The U.S. Department of Justice will argue that it does not need to present a judge with probable cause of a crime to obtain mobile-phone tracking information in a hearing scheduled for Friday in Philadelphia.
The DOJ will argue before the U.S. Court of Appeals for the Third Circuit that it does not need a court-ordered warrant to obtain cell site location information from mobile phone carriers, in an appeal of a magistrate judge’s ruling against the agency’s effort to get its hands on mobile phone locations records in a drug trafficking investigation.
The judge is compelled to grant the DOJ’s request for cell location information under the Stored Communications Act, even though investigators have not shown reasonable cause, the DOJ has argued in a brief filed in the case.
The U.S. government tracking mobile phones without court-ordered warrants is a scary scenario, several civil liberties groups have argued.
“You’ve got probably 250 million Americans walking around with tracking devices,” said Jim Dempsey, vice president for public policy for the Center for Democracy and Technology (CDT), a digital liberties advocacy group. “The question is, what does it take for the government to turn that on and to secretly track you?”
Lawyers representing the American Civil Liberties Union, the Electronic Frontier Foundation and the CDT will argue at the hearing that nearly unfettered access by law enforcement investigators to cell location information violates the Fourth Amendment of the U.S. Constitution, which protects U.S. citizens against unreasonable search and seizure.
While the DOJ has argued that cell location information doesn’t pinpoint a suspect’s exactly location, it can often give police location within a few hundred feet, Dempsey said. Mobile phones will give even more precise location information in the near future, as cell phone location information is married with GPS and other technologies, he said.
“Does the Constitution apply to these new — completely unprecedented, really — technologies?” Dempsey said. “The Justice Department says the Constitution was a horse-and-buggy kind of thing.

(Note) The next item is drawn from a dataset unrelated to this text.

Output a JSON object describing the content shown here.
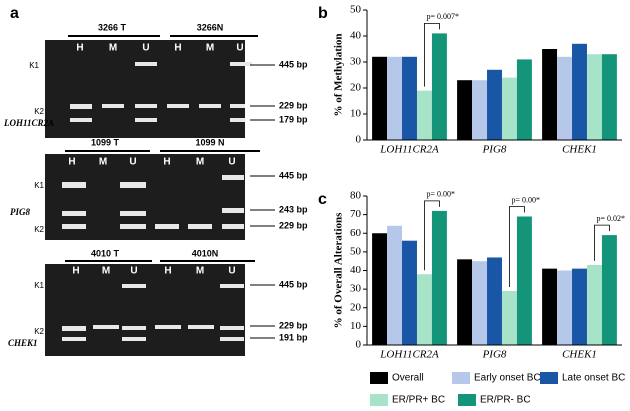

We say, no, the Constitution was written for the ages, and it should be applied to these new, intrusive capabilities that technology provides to the government.”
The DOJ argues that the Stored Communications Act requires Magistrate Judge Lisa Pupo Lenihan of the U.S. District Court for Western District of Pennsylvania to honor its November 2007 request for cell location records in a drug trafficking investigation.
That law, part of the Electronic Communications Privacy Act of 1986, allows U.S. law enforcement agencies to seek a broad range of customer records from telecom carriers and Internet service providers without probable cause, instead presenting the judge the less stringent standard of reasonable grounds to believe the records are “relevant and material to an ongoing criminal investigation.”
DOJ lawyers, in their brief, argued the law gives Lenihan little latitude but to grant their request. “The plain language of the statute unambiguously states that the government may require ‘a provider of electronic communication service’ to disclose ‘a record or other information pertaining to a subscriber,” DOJ lawyers wrote.
In the drug trafficking case, the cell location information would be a valuable tool for investigators trying to establish the location and identity of a drug supplier, the DOJ lawyers wrote.
Investigators “learned from a confidential source that a particular subject and his associates use their wireless telephones to arrange meetings and transactions in furtherance of their drug trafficking activities,” the DOJ said. “Because the subject and his confederates use a variety of vehicles and properties to conduct their illegal activities, physical surveillance has proven difficult.”
In addition, the cell tower records “provide only a very general indication of a user’s whereabouts at certain times in the past,” the DOJ said. Because the records do not pinpoint an exact location, they do not constitute an unreasonable privacy invasion prohibited by the Fourth Amendment, the DOJ said.
Cell site records do not even indicate a phone’s distance from the serving tower, let alone its specific location, the DOJ said.
However, U.S. law enforcement agencies have used cell site information to track suspects, Dempsey said. The cell site information is close enough for law enforcement investigators to infer that a suspect was at home at the time of a phone call or at his workplace, he said. U.S. law enforcement agencies have used cell site information to establish suspects’ locations during trials, he noted.
The DOJ’s argument that Lenihan was required to issue an order for the mobile carrier to turn over the location records also doesn’t fit with the wording of the Stored Communications Act, Dempsey argued. The statue says judges may issue the order if some conditions are met, he said.
“A court order for disclosure … may be issued by any court that is a court of competent jurisdiction and shall issue only if the governmental entity offers specific and articulable facts showing that there are reasonable grounds to believe that the contents of a wire or electronic communication, or the records or other information sought, are relevant and material to an ongoing criminal investigation,” the statue says.
Congress seems to have recognize that there’s a need for a judge to have some latitude, Dempsey said. “The statue does not tie the hands of the magistrate,” he added.